Theresa May is right: this country does indeed need "a period of stability". But it is not going to get one with her at the helm, or in the near future. Her dream of a personal mandate lies in ashes, her plan to negotiate an orderly Brexit suddenly at an end.

Having framed the election as a referendum on her leadership – as personal a political pitch as one can make – she cannot now avoid the implications of the outcome. This is a brutal verdict upon her premiership and – considered in aggregate – a collective signal that it should draw to a close forthwith.

What went wrong? The Conservative manifesto was already the subject of much muttering on the right, as though the voters would punish May for daring to question the Friedmanite puritanism of small-state Toryism. In fact, this much-maligned document was a timely restatement and recasting of conservatism for the 21st century, imaginative in its approach to intergenerational politics, the role of government, the propriety of taxing wealth, the pathologies of the internet, and much else.

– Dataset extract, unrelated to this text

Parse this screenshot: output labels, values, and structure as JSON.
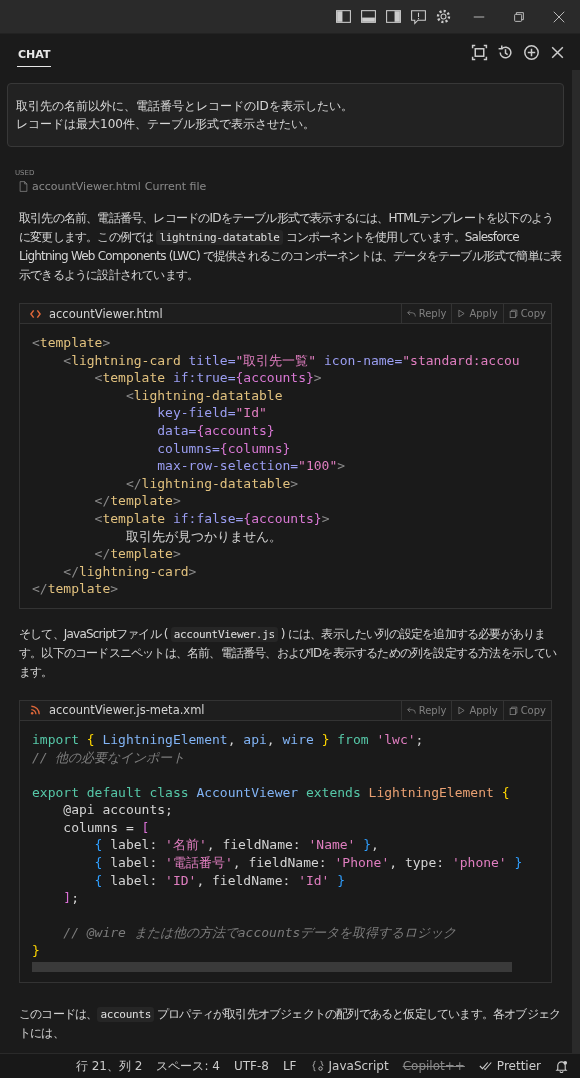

But it all came to naught. The audit of the Tory campaign will be brutal, and rightly so. Indeed, the first question the auditors must ask is: what campaign?

Yes, the contest was twice disrupted by terrorist atrocities that made its petty squabbles seem cheap and tawdry. But May's bid to achieve a sizeable personal mandate already lacked form, structure and – above all – energy. To avoid face-to-face debates with Jeremy Corbyn would have been acceptable had the Tory leader been, visibly, a force of kinetic urgency in every other context.

Instead, she chose to mouth platitudinous slogans to audiences that were often handpicked. Much will be made of her U-turn on social care, but an adept campaigner could have shrugged this off by saying that the policy was still being honed and that she stood by its fundamentals. Instead, she refused to acknowledge that anything had changed, insulting the intelligence of the media (unwise) and the public (fatal).

At the time of writing, I can see no coalition, pact or deal emerging from this election – not only because the probable parliamentary arithmetic defies such diplomacy, but because (in sharp contrast to 2010) there is no readiness among the parties to forge such an alliance.

More to the point, I cannot see a minority Tory government under May struggling on as though it had suffered an inconvenience rather than a catastrophe. It is simply absurd to suggest that a lame duck administration could go on to negotiate the Brexit talks with confidence or credibility.

The prime minister might allow the Fixed-Term Parliaments Act of 2011 to take its course: a vote of no confidence, two weeks to form a government, the failure to do so, and the calling of a second election. How much more dignified – and May is a person of considerable dignity – to confront the bitter truth, announce her resignation as Conservative leader, urge her party to elect a successor swiftly, declare that she will tender her resignation as prime minister and (in so doing) prepare the ground for the second election that is the inevitable outcome of this extraordinary night.

What an irony: the gamble that was supposed to settle everything has settled only the fate of the woman who, against habit and history, threw the dice on the table and lost it all. The rest of us face only a haze of uncertainty.